Non te l’ho mai detto ma forse è il momento che tu lo sappia. La prima volta che mi buttai dal nido per provare a volare presi una facciata bestiale e mi ritrovai ferito e zoppicante sul terreno senza sapere come fare.
Quando sei nato per volare e fallisci il primo volo ti sembra impossibile poter tornare sul ramo.
Guardavo in alto e cercavo di capire come fare ad arrampicarmi sull’albero.
Avevo una zampetta rotta e due minuscole ali che non potevano afferrare nulla, tantomeno artigliare le rughe di un albero.
Ignoravo i pericoli del bosco ma li imparai velocemente quando vidi una volpe guardarmi e andarsene dicendo tra se: cresci, metti su carne e poi ci rivediamo.
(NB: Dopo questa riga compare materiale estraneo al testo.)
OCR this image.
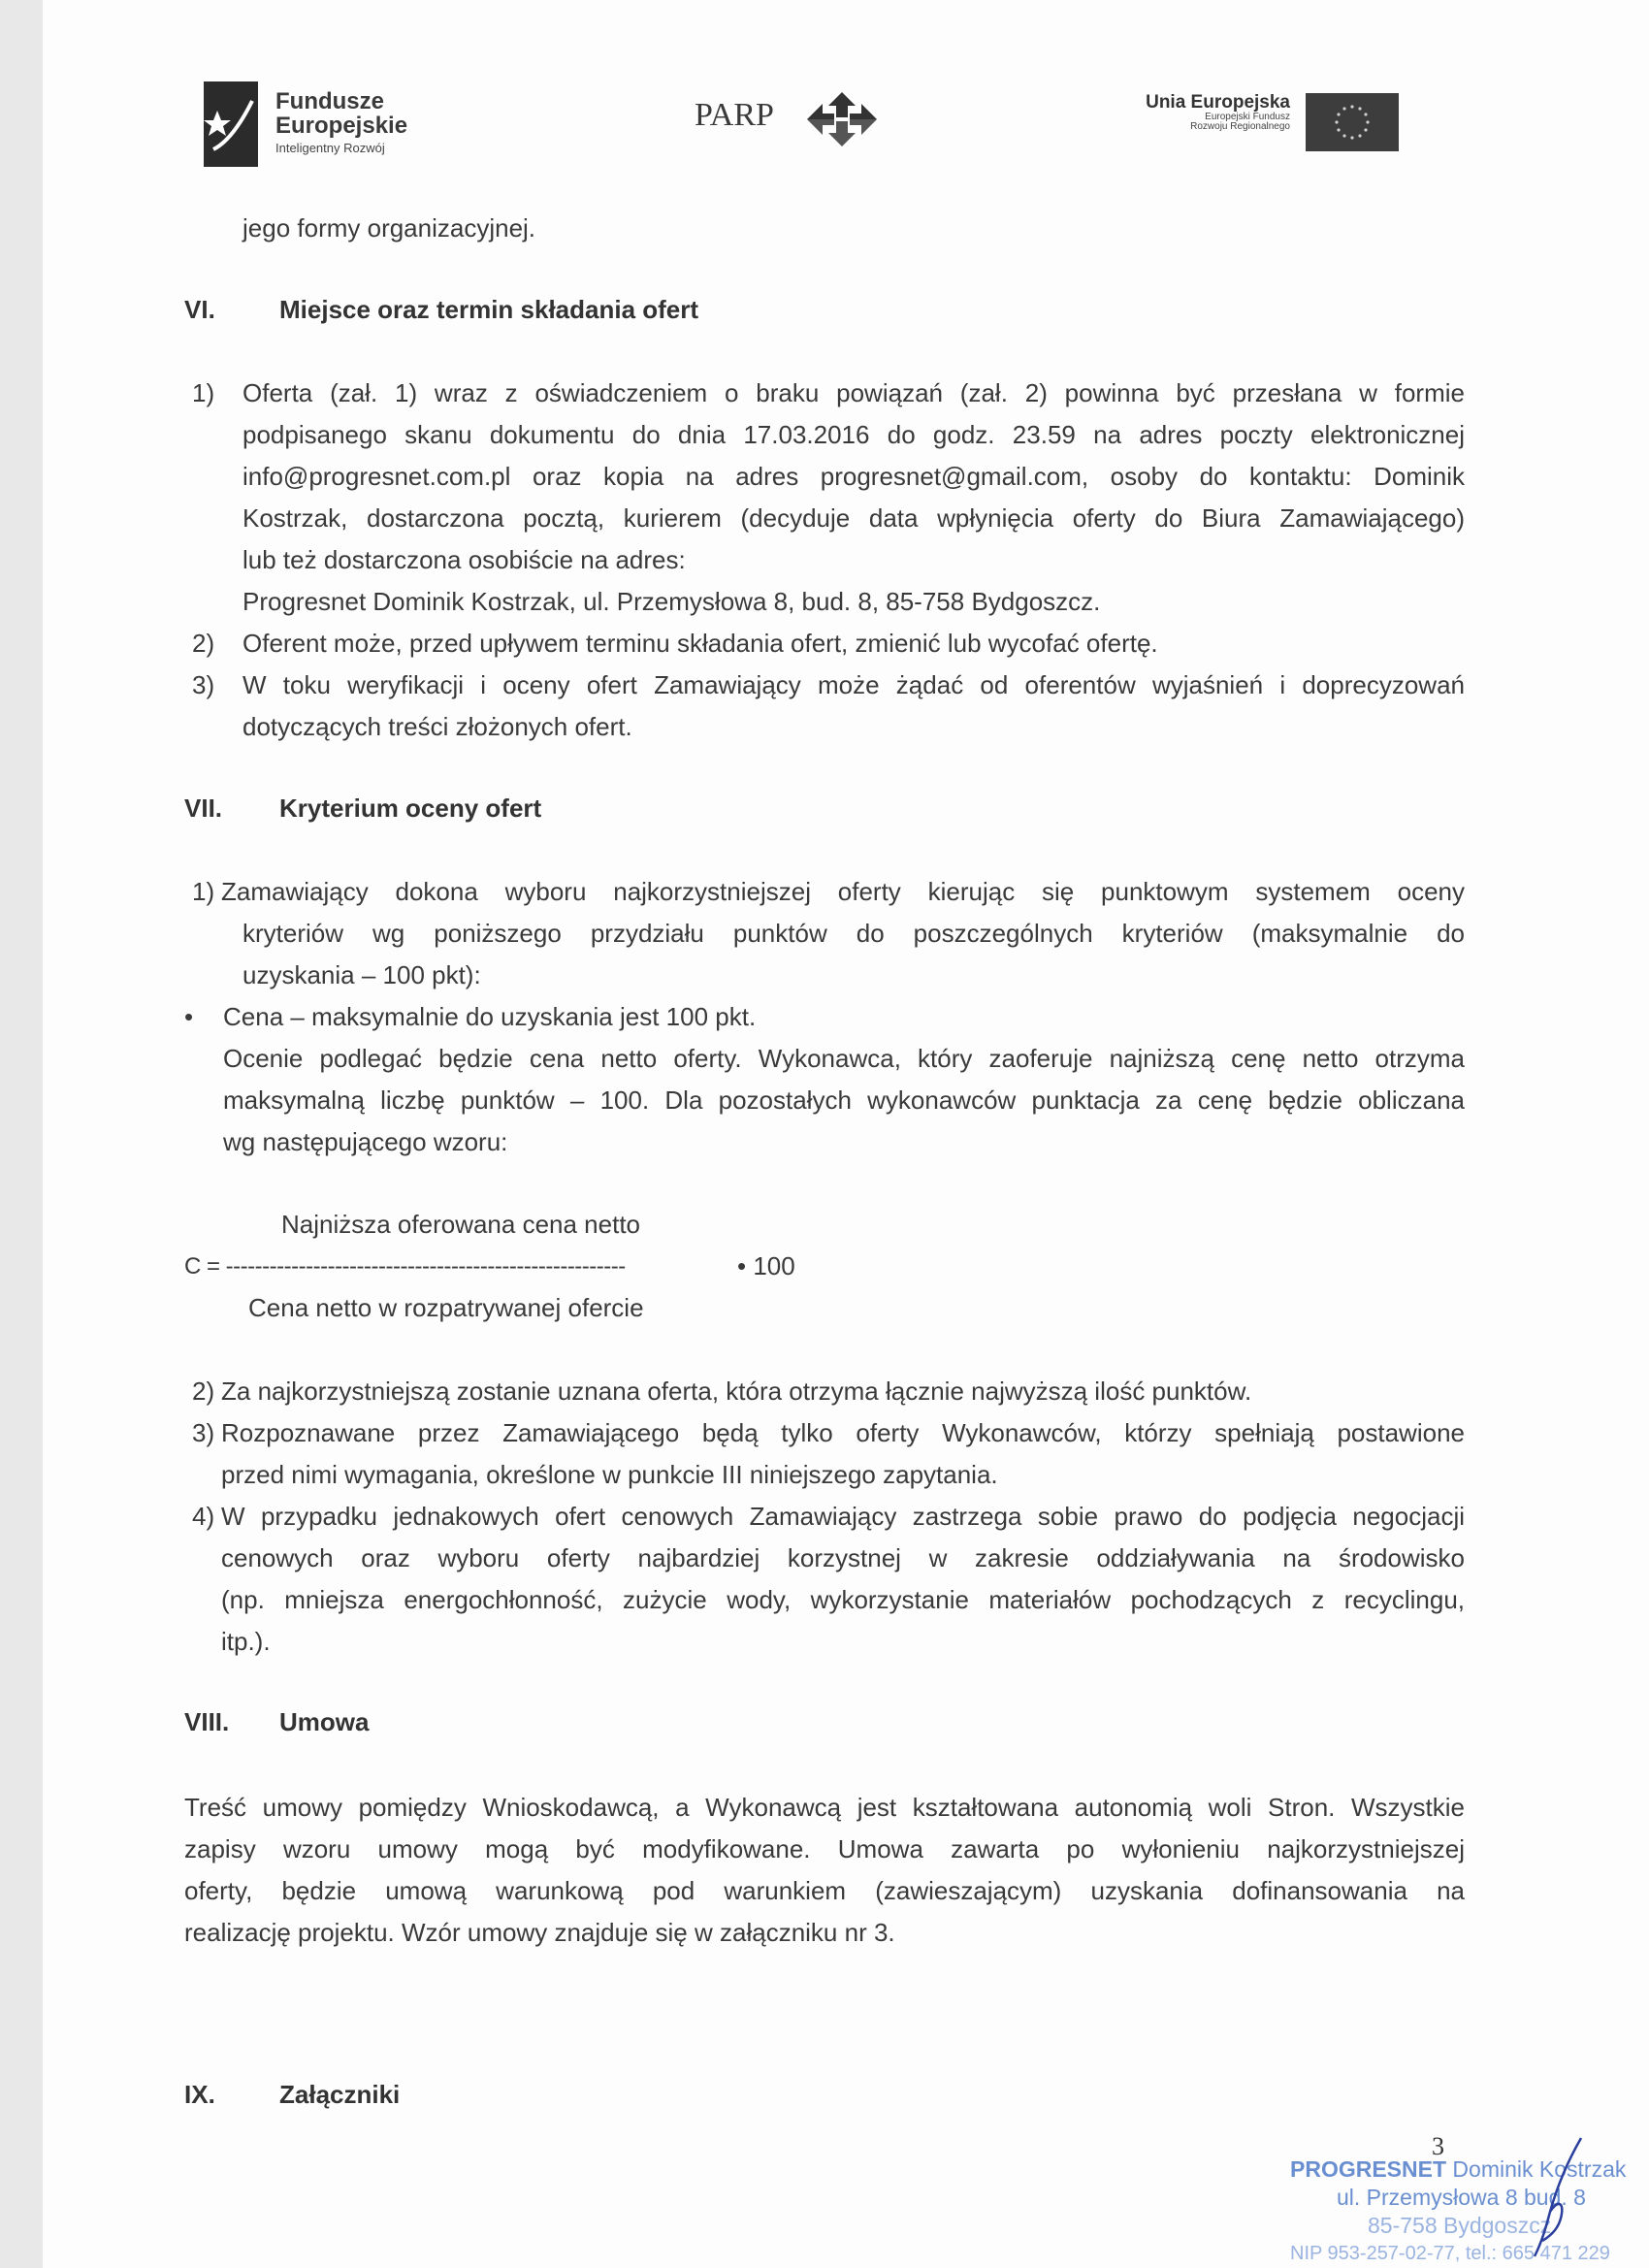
Fundusze
Europejskie
Inteligentny Rozwój
PARP	Unia Europejska
Europejski Fundusz
Rozwoju Regionalnego
jego formy organizacyjnej.
VI.	Miejsce oraz termin składania ofert
1) Oferta (zał. 1) wraz z oświadczeniem o braku powiązań (zał. 2) powinna być przesłana w formie
podpisanego skanu dokumentu do dnia 17.03.2016 do godz. 23.59 na adres poczty elektronicznej
info@progresnet.com.pl oraz kopia na adres progresnet@gmail.com, osoby do kontaktu: Dominik
Kostrzak, dostarczona pocztą, kurierem (decyduje data wpłynięcia oferty do Biura Zamawiającego)
lub też dostarczona osobiście na adres:
Progresnet Dominik Kostrzak, ul. Przemysłowa 8, bud. 8, 85-758 Bydgoszcz.
2) Oferent może, przed upływem terminu składania ofert, zmienić lub wycofać ofertę.
3) W toku weryfikacji i oceny ofert Zamawiający może żądać od oferentów wyjaśnień i doprecyzowań
dotyczących treści złożonych ofert.
VII. Kryterium oceny ofert
1) Zamawiający dokona wyboru najkorzystniejszej oferty kierując się punktowym systemem oceny
kryteriów wg poniższego przydziału punktów do poszczególnych kryteriów (maksymalnie do
uzyskania – 100 pkt):
• Cena – maksymalnie do uzyskania jest 100 pkt.
Ocenie podlegać będzie cena netto oferty. Wykonawca, który zaoferuje najniższą cenę netto otrzyma
maksymalną liczbę punktów – 100. Dla pozostałych wykonawców punktacja za cenę będzie obliczana
wg następującego wzoru:
Najniższa oferowana cena netto
C = -------------------------------------------------------	• 100
Cena netto w rozpatrywanej ofercie
2) Za najkorzystniejszą zostanie uznana oferta, która otrzyma łącznie najwyższą ilość punktów.
3) Rozpoznawane przez Zamawiającego będą tylko oferty Wykonawców, którzy spełniają postawione
przed nimi wymagania, określone w punkcie III niniejszego zapytania.
4) W przypadku jednakowych ofert cenowych Zamawiający zastrzega sobie prawo do podjęcia negocjacji
cenowych oraz wyboru oferty najbardziej korzystnej w zakresie oddziaływania na środowisko
(np. mniejsza energochłonność, zużycie wody, wykorzystanie materiałów pochodzących z recyclingu,
itp.).
VIII. Umowa
Treść umowy pomiędzy Wnioskodawcą, a Wykonawcą jest kształtowana autonomią woli Stron. Wszystkie
zapisy wzoru umowy mogą być modyfikowane. Umowa zawarta po wyłonieniu najkorzystniejszej
oferty, będzie umową warunkową pod warunkiem (zawieszającym) uzyskania dofinansowania na
realizację projektu. Wzór umowy znajduje się w załączniku nr 3.
IX.	Załączniki
3
PROGRESNET Dominik Kostrzak
ul. Przemysłowa 8 bud. 8
85-758 Bydgoszcz
NIP 953-257-02-77, tel.: 665 471 229
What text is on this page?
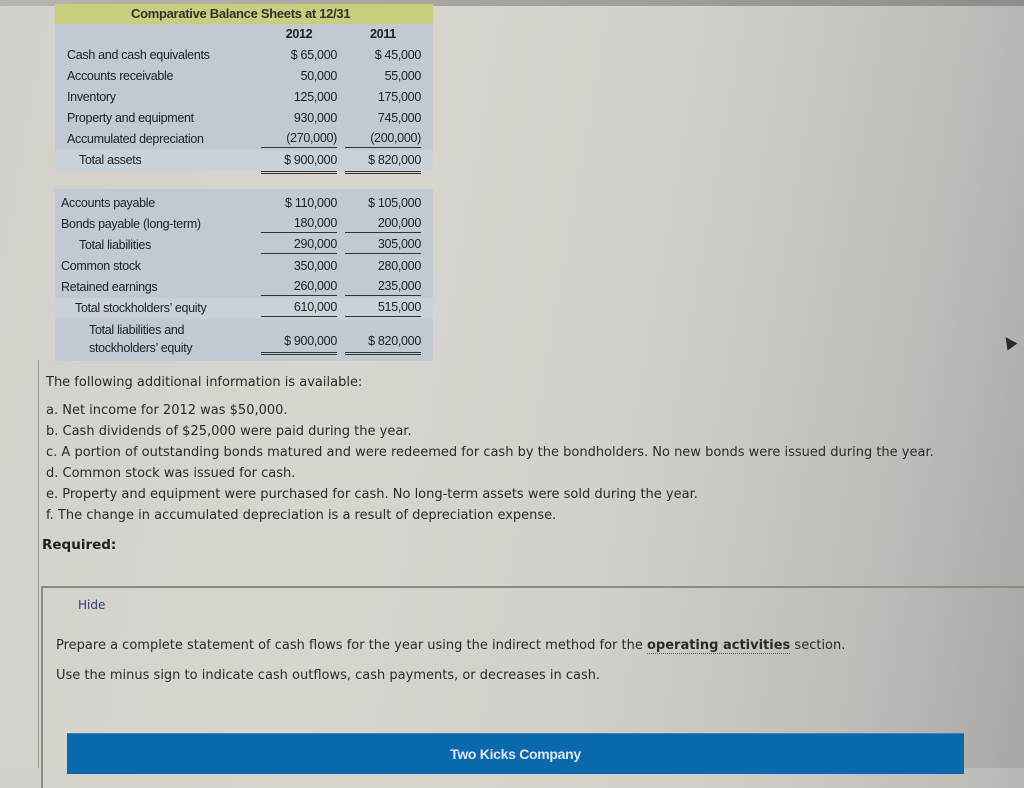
Comparative Balance Sheets at 12/31
2012	2011
Cash and cash equivalents	$ 65,000	$ 45,000
Accounts receivable	50,000	55,000
Inventory	125,000	175,000
Property and equipment	930,000	745,000
Accumulated depreciation	(270,000)	(200,000)
Total assets	$ 900,000	$ 820,000
Accounts payable	$ 110,000	$ 105,000
Bonds payable (long-term)	180,000	200,000
Total liabilities	290,000	305,000
Common stock	350,000	280,000
Retained earnings	260,000	235,000
Total stockholders’ equity	610,000	515,000
Total liabilities and
stockholders’ equity	$ 900,000	$ 820,000

The following additional information is available:

a. Net income for 2012 was $50,000.
b. Cash dividends of $25,000 were paid during the year.
c. A portion of outstanding bonds matured and were redeemed for cash by the bondholders. No new bonds were issued during the year.
d. Common stock was issued for cash.
e. Property and equipment were purchased for cash. No long-term assets were sold during the year.
f. The change in accumulated depreciation is a result of depreciation expense.
Required:
Hide
Prepare a complete statement of cash flows for the year using the indirect method for the operating activities section.
Use the minus sign to indicate cash outflows, cash payments, or decreases in cash.
Two Kicks Company
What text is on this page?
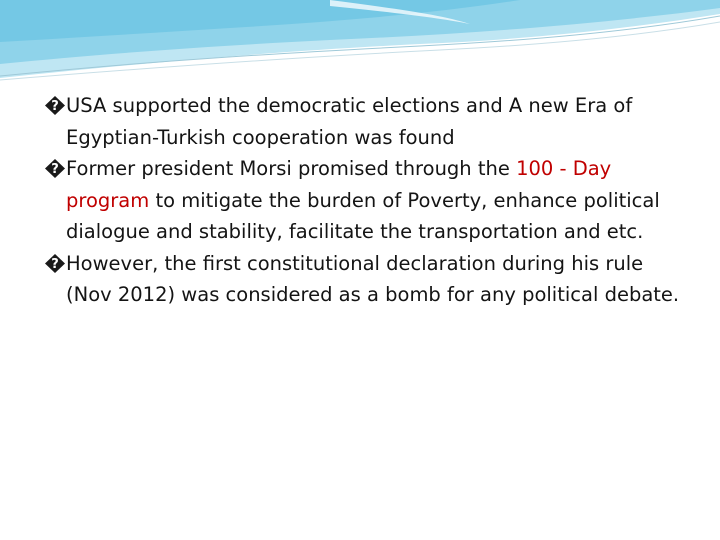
? USA supported the democratic elections and A new Era of Egyptian-Turkish cooperation was found
? Former president Morsi promised through the 100 - Day program to mitigate the burden of Poverty, enhance political dialogue and stability, facilitate the transportation and etc.
? However, the first constitutional declaration during his rule (Nov 2012) was considered as a bomb for any political debate.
Se non hai carne da offrire i predatori ti scansano come un inutile perdita di tempo.
Mangiai formiche e piccoli vermi, piano piano la zampetta guarì e un giorno la volpe tornò a cercarmi.
Mi trovò sull’orlo di una roccia che dava su un burrone.
Era la mia seconda possibilità.
L’ultima.
Mi gettai, aprii le ali, sentii il vento attraversarmi il collo e spandersi sotto le piume e volai.
Volai da solo per tutto il tempo che il vento mi permise di risparmiare le forze, al tramonto atterrai sul ramo di un enorme quercia.
Da allora passo da un albero all’altro, ogni tanto atterro su un tetto, piu’ raramente sui fili, ogni volta che mi butto ripenso per un attimo a quella prima volta che caddi, alla volpe che non volle mangiarmi e al burrone che mi salvò la vita e tutto ciò’ che posso dire di avere imparato dalla vita è che le uniche ali che mi terranno al sicuro in aria saranno solo le mie.
Solo le mie.
E’ il destino di chi vola quello di non poter essere volato e di non poter far volare.
Ora che lo sai che mi vorrai bene lo stesso?